If cloud is the future, HP may be in more trouble than we thought

Technology Business Leaders Address Salesforce Conference
SAN FRANCISCO, CA - NOVEMBER 19: Hewlett Packard CEO Meg Whitman speaks during a keynote address by Salesforce chairman and CEO Marc Benioff at the 2013 Dreamforce conference on November 19, 2013 in San Francisco, California. The annual Dreamforce conference runs through November 21. (Photo by Justin Sullivan/Getty Images)
Photograph by Justin Sullivan — Getty Images

Hewlett-Packard, like all of its hardware-oriented tech rivals, has acknowledged that cloud computing is essential to the future. So yesterday’s HP earnings report has got to concern HP boosters.

For its second quarter, software-as-a-service revenue, one measure of cloud success, was down 5% year over year. And, as reported earlier this year, HP (HPQ) has put its public cloud plan on the back-burner.

It will still field sharable infrastructure for customers who want it, but HP no longer plans to build a massive-scale cloud to compete head-on with Amazon (AMZN) Web Services, Microsoft (MSFT) Azure and Google (GOOG) Cloud Platform. Given that HP did not have enough business to qualify, it fell off Gartner’s closely watched cloud infrastructure ratings that were posted this week. Ouch.

HP CEO and Chairman Meg Whitman reiterated that back-off from public cloud in an interview with CRN on Friday.
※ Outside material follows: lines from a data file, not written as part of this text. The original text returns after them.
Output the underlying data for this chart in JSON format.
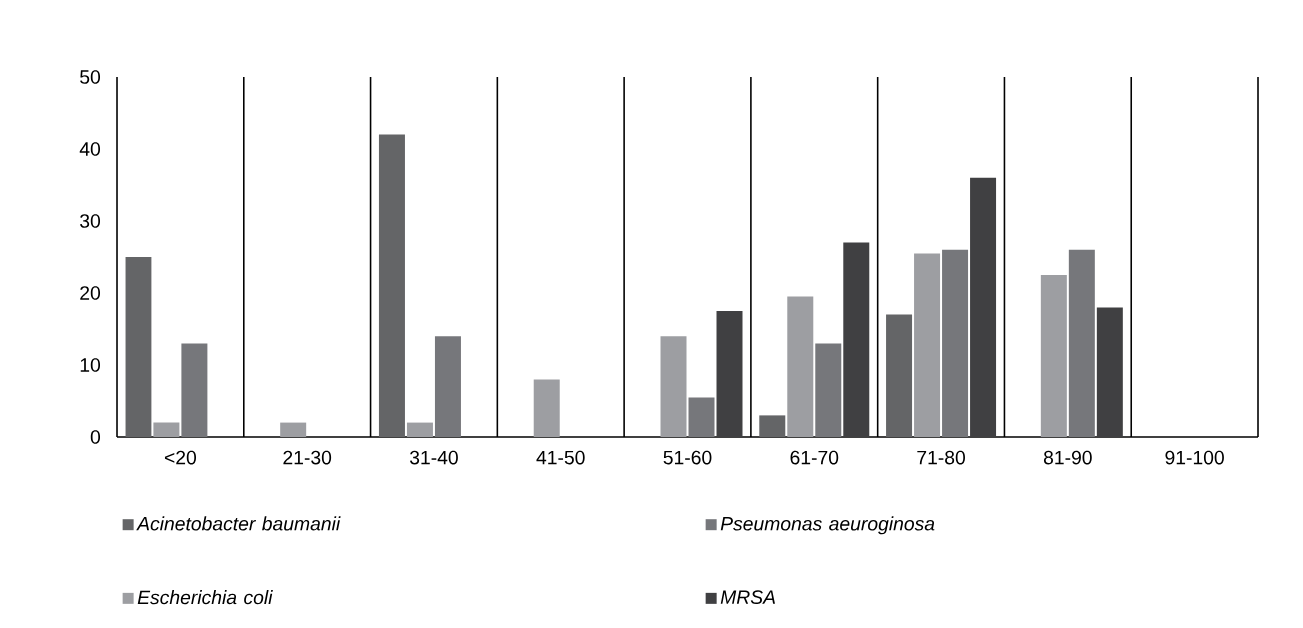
{
  "chart_data": {
    "type": "bar",
    "categories": [
      "<20",
      "21-30",
      "31-40",
      "41-50",
      "51-60",
      "61-70",
      "71-80",
      "81-90",
      "91-100"
    ],
    "series": [
      {
        "name": "Acinetobacter baumanii",
        "color": "#646567",
        "values": [
          25,
          0,
          42,
          0,
          0,
          3,
          17,
          0,
          0
        ]
      },
      {
        "name": "Escherichia coli",
        "color": "#9d9ea2",
        "values": [
          2,
          2,
          2,
          8,
          14,
          19.5,
          25.5,
          22.5,
          0
        ]
      },
      {
        "name": "Pseumonas aeuroginosa",
        "color": "#76777b",
        "values": [
          13,
          0,
          14,
          0,
          5.5,
          13,
          26,
          26,
          0
        ]
      },
      {
        "name": "MRSA",
        "color": "#404042",
        "values": [
          0,
          0,
          0,
          0,
          17.5,
          27,
          36,
          18,
          0
        ]
      }
    ],
    "ylim": [
      0,
      50
    ],
    "yticks": [
      0,
      10,
      20,
      30,
      40,
      50
    ],
    "grid": "x",
    "legend": "bottom"
  }
}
She said:

“We are not in the public cloud business to compete with Amazon and Azure on a day-to-day basis in a race to the bottom for the lowest cost storage you can pull down from a public cloud.”

Instead, she said HP will offer public-cloud like resources “in the context of our hybrid infrastructure story.” That means customers can run some applications in “HP private cloud, some in HP virtual private cloud and some in our cloud that is a public cloud but operates inside your firewall.”

That is a head scratcher since it doesn’t match any commonly accepted description of public cloud.

But moving on, poor cloud traction is likely one reason that HP still does not break out its cloud revenue.

On the earnings call Thursday, Whitman acknowledged that there was not a lot of cloud discussion—much of the session with analysts revolved around the company’s impending (and expensive) breakup.

She also pointed out what has been a key issue for legacy providers getting into cloud—it’s difficult to sort out what’s truly cloud and what is older hardware and software that is being classified as cloud.

” … the success of cloud shows up in … in three places in the HP P&L. One is Industry Standard Servers because we are by far and away the leader in private cloud, whether it’s Gartner or IDC or whoever, so that shows up in ISS. Our virtual private cloud or managed cloud services shows up in Enterprise Services. And then CSA, the cloud service automation and orchestration software that knits it all together shows up in software.”

So using Whitman’s categories, let’s go down the list: Overall software revenue fell 8% to $892 million from $971 million for the year-ago quarter; standard server revenue rose 11% to $3.1 billion from $2.8 billion; and overall enterprise services revenue including outsourcing fell 16% to $4.8 billion from $5.7 billion.

Over time, HP may break out overall cloud revenues, Whitman said, “but for the moment, probably through the end of this year, we’ll report it in the different businesses.”

To be fair, even when mature tech vendors do break out cloud revenue no one really believes it, ahem IBM (IBM) and Microsoft (MSFT). But given the starts and stops in HP’s cloud strategy and changes in leadership—Marten Mickos was brought aboard as cloud chief when HP acquired Eucalyptus in September but sidelined four months later—there are doubts about how well it is executing on cloud at all.

This story was updated at 2 p.m. EST to add Whitman’s quotes from CRN.